Turning to climate matters, he observed that the Mediterranean ecosystem is particularly susceptible to the consequences of rising temperatures. That was on display last summer when unprecedented wildfires ravaged Greece. In that context, Greece, alongside leaders of eight other Mediterranean countries, made the climate crisis the focal point of the annual European Union Mediterranean summit in Athens, known as EUMed 9. Furthermore, there will be $24 billion of European and national funds invested to support the green transition. Greece is addressing the issue of plastics pollution on land and at sea and is implementing ambitious plans to accelerate the use of green energy in its most sensitive ecosystems.
As for the increasing complexity of international relations, he recalled that, since 1995, Greece has been facing a formal, regularly renewed and clearly illegal threat of the use of force by Turkey.

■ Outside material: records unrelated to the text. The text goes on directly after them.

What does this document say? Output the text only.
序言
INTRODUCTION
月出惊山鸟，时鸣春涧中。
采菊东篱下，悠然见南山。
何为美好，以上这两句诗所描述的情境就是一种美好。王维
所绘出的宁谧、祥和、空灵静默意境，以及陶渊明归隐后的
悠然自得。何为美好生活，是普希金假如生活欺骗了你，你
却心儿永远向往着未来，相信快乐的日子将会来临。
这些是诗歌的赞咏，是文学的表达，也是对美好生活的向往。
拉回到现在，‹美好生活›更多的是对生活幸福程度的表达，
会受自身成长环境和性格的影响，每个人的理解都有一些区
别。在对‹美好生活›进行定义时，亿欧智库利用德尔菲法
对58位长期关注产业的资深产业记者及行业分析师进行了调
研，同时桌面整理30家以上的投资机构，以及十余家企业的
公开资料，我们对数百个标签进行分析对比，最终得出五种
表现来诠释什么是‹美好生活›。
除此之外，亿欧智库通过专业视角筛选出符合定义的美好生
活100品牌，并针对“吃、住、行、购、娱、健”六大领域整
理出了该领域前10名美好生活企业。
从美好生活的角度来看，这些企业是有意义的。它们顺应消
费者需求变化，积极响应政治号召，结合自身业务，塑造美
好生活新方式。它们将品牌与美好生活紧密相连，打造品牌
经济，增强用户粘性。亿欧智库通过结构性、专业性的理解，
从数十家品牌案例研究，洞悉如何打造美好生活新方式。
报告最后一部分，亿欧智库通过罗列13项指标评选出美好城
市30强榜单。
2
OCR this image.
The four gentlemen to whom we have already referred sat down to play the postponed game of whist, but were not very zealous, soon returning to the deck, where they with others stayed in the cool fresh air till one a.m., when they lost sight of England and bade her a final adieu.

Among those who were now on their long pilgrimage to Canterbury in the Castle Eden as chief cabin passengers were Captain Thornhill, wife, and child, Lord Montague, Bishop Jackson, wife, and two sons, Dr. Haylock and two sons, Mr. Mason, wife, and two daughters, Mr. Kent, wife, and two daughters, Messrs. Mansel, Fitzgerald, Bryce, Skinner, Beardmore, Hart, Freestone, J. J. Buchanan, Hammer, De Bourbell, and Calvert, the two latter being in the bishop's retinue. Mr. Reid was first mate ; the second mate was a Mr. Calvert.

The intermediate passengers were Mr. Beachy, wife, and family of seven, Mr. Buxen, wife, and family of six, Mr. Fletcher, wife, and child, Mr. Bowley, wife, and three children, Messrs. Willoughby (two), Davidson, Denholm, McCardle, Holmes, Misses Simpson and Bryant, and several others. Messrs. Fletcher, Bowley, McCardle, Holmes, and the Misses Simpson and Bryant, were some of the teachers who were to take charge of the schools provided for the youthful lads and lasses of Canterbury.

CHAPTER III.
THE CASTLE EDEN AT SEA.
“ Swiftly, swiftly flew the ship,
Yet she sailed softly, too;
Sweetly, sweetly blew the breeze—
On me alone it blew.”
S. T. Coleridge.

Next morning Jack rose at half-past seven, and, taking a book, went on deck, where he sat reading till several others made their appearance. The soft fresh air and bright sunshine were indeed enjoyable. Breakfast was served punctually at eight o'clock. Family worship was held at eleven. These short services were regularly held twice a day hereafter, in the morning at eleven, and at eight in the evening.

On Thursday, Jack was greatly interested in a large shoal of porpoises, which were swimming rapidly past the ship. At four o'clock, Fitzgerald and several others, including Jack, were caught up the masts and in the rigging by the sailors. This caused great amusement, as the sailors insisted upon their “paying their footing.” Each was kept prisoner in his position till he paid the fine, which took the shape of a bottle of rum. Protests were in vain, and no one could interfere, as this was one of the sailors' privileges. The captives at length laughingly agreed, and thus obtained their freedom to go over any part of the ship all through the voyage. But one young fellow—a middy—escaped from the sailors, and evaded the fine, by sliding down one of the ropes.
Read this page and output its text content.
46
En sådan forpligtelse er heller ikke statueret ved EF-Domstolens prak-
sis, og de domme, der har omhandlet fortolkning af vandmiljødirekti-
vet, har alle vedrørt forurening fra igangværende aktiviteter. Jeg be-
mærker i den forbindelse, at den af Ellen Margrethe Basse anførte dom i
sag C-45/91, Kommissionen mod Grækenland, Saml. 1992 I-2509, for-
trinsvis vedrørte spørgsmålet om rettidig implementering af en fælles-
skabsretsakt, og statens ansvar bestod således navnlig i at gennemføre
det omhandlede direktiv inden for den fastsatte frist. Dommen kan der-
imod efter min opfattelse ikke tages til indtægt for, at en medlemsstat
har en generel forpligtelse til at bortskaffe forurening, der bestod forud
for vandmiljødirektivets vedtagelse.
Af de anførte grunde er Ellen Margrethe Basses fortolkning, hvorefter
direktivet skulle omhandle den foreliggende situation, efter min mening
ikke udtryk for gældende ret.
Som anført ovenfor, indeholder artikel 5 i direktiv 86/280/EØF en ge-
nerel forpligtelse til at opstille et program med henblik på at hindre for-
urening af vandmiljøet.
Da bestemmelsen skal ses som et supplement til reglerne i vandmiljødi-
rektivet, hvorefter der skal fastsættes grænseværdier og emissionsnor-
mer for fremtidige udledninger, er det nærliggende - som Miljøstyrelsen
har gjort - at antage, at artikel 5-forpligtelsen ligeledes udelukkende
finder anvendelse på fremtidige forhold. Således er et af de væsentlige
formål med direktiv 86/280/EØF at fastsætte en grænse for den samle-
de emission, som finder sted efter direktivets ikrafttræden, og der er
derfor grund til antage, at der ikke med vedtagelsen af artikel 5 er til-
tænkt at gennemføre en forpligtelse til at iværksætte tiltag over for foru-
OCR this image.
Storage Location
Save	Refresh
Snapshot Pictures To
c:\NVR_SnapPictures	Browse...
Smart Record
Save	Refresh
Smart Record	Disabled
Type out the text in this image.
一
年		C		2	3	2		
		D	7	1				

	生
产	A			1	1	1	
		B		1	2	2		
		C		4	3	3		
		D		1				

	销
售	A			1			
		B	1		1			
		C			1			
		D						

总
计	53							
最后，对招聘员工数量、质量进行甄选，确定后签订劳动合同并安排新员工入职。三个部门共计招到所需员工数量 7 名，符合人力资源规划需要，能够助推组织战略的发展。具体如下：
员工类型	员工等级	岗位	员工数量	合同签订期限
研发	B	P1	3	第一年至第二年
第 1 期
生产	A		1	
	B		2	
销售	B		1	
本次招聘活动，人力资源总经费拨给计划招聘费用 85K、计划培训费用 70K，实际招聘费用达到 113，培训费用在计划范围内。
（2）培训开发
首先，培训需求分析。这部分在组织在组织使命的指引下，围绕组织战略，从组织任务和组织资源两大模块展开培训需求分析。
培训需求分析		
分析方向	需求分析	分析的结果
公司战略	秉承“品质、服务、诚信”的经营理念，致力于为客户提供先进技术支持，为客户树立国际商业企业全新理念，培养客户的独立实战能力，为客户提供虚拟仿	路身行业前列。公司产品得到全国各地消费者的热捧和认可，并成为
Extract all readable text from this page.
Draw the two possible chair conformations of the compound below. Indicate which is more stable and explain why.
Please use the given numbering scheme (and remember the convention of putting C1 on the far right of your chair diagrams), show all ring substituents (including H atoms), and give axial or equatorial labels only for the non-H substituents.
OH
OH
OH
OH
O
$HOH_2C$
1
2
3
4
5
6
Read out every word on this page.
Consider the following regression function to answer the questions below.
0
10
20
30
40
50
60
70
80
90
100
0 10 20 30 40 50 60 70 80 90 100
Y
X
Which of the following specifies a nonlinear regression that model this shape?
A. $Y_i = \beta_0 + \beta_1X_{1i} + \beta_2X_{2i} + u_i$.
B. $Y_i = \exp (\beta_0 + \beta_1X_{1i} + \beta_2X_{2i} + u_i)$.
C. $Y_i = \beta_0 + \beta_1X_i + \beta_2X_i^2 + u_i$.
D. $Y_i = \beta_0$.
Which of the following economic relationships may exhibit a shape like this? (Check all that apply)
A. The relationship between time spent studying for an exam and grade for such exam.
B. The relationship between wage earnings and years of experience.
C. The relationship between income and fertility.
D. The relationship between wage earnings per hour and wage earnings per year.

Greece is a global maritime Power and is fully committed to the law of the sea, as reflected in the United Nations Convention on the Law of the Sea, he stressed. In that context, Turkey should understand that its aggressive attitude undermines prospects for a mutually beneficial relationship, and jeopardizes regional security and stability, he stressed.
The climate crisis and the threat of illegal migration, where Turkey has an important role to play in cooperating with Greece to eradicate the networks of illegal smugglers, demonstrate that there is much the two countries can do together. “We are bound by history and geography to coexist.”
Turning to other security matters, he emphasized that a European Defence Union would only serve to strengthen the North Atlantic Treaty Organization (NATO). Moreover, it would oblige European countries to address issues of interoperability and meagre defense budgets. It would also accelerate cooperation on cyberspace. “If Europe is to be not just an economic but a geopolitical powerhouse, it is time for this debate to start in earnest.”